Noch fünfundsechzig, bis er hinunter zum Wäldchen gehen und sie wiedersehen und mit ihr an seiner Seite durch die Felder nach oben zum Haus zurückkehren würde. Eigentlich hatte er den Arzt wegen seines Ohnmachtsanfalls kommen lassen wollen, aber der Kerl würde ihm sicherlich Ruhe verordnen, Aufregung vermeiden und so, und er würde sich nicht anbinden lassen, wollte nichts hören von einem Gebrechen – wenn er überhaupt eines hatte.

Er konnte es sich in seinem Alter nicht leisten, so etwas zu hören, jetzt, wo er dieses neue Interesse entdeckt hatte. Und er achtete tunlichst darauf, es in dem Brief an seinen Sohn nicht zu erwähnen. Dann würden sie nur heimgeeilt kommen! Inwieweit er es aus Rücksicht auf ihr Vergnügen verschwieg und inwieweit er dabei auf sein eigenes Vergnügen bedacht war, darüber machte er sich gar nicht erst Gedanken.

Er hatte an jenem Abend gerade seine Zigarre zu Ende geraucht und war dabei, einzudösen, als er das Rascheln eines Kleides hörte und den Duft von Veilchen wahrnahm. Als er die Augen aufmachte, sah er sie. In einem grauen Kleid stand sie am Kamin und streckte die Arme aus. Das Merkwürdige war, dass sie diese Arme wie um jemandes Hals gelegt hielt, obwohl sie ins Leere griffen, und sie hatte ihren Kopf zurückgebeugt, ihre Lippen geöffnet, die Augen geschlossen.

Dann war sie wieder verschwunden und da war nur noch der Kaminsims mit den Bronzefiguren. Doch diese Figuren und der Sims waren nicht da gewesen, als sie da war, nur der Kamin und die Wand! Verwirrt und beunruhigt stand er auf. ›Ich brauche eine Medizin‹, dachte er, ›mir muss etwas fehlen.‹ Sein Herz schlug zu schnell, er hatte ein Gefühl der Enge in der Brust. Und er ging zum Fenster und öffnete es, um Luft zu bekommen. In der Ferne bellte ein Hund, hinter dem Wäldchen. Eine schöne stille Nacht, aber finster. ›Ich bin eingenickt‹, dachte er sich, ›das ist es!
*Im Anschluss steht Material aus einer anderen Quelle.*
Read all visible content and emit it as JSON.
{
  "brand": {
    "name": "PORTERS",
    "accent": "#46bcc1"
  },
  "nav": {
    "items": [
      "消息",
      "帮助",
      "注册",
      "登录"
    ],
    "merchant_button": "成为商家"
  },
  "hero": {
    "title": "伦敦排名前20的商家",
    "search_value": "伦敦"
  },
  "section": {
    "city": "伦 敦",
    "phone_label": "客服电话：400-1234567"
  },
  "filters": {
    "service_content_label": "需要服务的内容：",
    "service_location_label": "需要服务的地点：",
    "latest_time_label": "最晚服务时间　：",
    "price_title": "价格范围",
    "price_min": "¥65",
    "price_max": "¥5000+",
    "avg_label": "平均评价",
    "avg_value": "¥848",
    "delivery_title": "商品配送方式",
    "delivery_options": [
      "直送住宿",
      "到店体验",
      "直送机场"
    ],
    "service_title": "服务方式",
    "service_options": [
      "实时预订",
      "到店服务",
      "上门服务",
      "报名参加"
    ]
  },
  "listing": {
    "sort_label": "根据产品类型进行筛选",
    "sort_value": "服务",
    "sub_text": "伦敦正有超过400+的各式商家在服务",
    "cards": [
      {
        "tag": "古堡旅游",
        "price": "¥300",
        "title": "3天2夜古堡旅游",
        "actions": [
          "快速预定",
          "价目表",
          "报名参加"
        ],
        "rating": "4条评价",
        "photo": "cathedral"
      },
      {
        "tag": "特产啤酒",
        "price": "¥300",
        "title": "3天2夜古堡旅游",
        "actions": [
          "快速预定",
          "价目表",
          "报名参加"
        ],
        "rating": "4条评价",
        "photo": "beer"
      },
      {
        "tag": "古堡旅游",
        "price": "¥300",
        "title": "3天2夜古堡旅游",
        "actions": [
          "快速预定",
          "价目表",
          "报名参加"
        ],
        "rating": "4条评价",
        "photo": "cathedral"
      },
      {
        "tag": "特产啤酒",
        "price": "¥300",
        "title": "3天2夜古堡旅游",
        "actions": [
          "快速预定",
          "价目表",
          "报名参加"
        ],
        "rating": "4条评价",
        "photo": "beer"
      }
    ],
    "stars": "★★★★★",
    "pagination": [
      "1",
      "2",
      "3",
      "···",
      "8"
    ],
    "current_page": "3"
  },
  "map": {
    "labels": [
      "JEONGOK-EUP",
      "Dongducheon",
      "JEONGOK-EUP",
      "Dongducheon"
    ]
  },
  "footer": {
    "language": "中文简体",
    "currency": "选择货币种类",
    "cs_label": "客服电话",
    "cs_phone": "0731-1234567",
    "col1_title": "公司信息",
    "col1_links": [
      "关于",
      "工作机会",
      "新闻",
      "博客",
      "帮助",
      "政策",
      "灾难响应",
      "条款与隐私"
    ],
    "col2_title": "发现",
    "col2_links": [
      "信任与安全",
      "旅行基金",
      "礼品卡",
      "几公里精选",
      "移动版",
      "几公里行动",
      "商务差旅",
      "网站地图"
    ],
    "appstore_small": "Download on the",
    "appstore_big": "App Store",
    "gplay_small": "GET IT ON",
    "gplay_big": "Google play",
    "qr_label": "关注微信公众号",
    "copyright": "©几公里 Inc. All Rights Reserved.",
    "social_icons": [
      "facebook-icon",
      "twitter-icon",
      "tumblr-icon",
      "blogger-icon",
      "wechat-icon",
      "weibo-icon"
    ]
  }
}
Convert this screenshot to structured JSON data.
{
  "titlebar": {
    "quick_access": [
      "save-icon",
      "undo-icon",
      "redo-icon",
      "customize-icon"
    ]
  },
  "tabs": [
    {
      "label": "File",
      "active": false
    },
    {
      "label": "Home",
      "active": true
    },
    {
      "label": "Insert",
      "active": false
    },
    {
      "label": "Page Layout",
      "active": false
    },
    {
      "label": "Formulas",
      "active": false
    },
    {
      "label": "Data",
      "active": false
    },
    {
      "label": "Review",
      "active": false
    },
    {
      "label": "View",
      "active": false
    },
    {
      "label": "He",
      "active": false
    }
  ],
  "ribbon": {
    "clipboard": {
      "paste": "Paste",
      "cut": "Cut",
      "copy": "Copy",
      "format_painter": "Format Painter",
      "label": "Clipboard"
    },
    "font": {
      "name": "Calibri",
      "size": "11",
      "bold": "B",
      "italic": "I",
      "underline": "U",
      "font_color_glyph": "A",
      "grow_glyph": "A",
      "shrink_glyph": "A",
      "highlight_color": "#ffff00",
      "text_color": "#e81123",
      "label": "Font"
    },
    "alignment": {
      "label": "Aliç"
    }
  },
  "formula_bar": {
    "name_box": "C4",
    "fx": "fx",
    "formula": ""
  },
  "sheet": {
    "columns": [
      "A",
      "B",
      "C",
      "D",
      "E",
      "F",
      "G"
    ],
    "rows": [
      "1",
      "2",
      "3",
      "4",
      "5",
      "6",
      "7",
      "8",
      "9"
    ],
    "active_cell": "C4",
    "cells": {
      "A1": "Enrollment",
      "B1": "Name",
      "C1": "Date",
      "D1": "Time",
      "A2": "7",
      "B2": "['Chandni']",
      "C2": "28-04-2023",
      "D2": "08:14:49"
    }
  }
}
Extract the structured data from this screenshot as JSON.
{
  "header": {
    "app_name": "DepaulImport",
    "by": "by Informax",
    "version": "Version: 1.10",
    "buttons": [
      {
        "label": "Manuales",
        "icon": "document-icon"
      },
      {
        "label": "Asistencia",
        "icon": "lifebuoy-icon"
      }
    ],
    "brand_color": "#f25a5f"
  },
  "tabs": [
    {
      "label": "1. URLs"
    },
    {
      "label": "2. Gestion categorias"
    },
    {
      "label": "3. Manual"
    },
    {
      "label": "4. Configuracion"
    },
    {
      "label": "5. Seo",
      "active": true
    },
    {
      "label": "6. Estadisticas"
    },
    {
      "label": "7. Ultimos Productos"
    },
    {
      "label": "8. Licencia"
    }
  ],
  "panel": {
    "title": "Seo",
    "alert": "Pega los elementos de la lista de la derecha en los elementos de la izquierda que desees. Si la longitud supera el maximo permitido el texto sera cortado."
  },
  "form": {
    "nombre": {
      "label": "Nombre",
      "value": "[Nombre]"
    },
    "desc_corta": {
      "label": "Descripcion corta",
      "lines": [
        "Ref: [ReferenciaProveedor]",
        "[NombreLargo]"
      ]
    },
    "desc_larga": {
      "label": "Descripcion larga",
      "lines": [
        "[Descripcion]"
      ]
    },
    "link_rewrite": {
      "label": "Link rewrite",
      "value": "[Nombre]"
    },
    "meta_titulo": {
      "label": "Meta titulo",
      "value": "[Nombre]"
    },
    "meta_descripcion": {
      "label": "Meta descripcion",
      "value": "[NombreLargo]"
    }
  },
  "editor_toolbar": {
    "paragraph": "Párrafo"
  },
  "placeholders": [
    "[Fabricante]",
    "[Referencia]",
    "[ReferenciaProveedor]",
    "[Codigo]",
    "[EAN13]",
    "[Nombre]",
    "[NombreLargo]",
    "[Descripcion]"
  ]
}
Und doch könnte ich schwören, meine Augen waren offen!‹ Ein Geräusch wie ein Seufzen schien darauf zu antworten.

»Was war das?«, fragte er scharf. »Wer ist da?«

Er legte seine Hand an die Seite, um sein Herz zu beruhigen, und ging hinaus auf die Terrasse. Etwas Weiches huschte in der Dunkelheit vorbei. »Sch!« Es war diese graue Katze. ›Der junge Bosinney war wie eine graue Katze!‹, dachte er. ›Er war es, um den sie da drinnen – um den sie ihre … Sie ist noch immer sein!‹ Er ging an den Rand der Terrasse und sah hinab in die Dunkelheit. Alles, was er sehen konnte, waren die auf dem ungemähten Rasen verstreuten Gänseblümchen. Heute noch hier und morgen schon fort! Und da kam der Mond hervor, der sie alle sah, die Jungen wie die Alten, die Lebenden und die Toten, und sich keinen Deut scherte! Bald war er an der Reihe. Er würde alle Zeit geben, die ihm noch blieb, wenn er dafür noch einmal einen Tag jung sein könnte! Und er wandte sich wieder zum Haus. Er konnte die Fenster des Kinderschlafzimmers dort oben sehen. Seine liebe Kleine schlief wohl gerade. ›Hoffentlich weckt der Hund sie nicht auf!‹, dachte er. ›Was ist es, das uns lieben und sterben lässt? Ich muss ins Bett.‹

Und über die Steine der Terrasse, die sich im Mondlicht grau färbten, ging er zurück nach drinnen.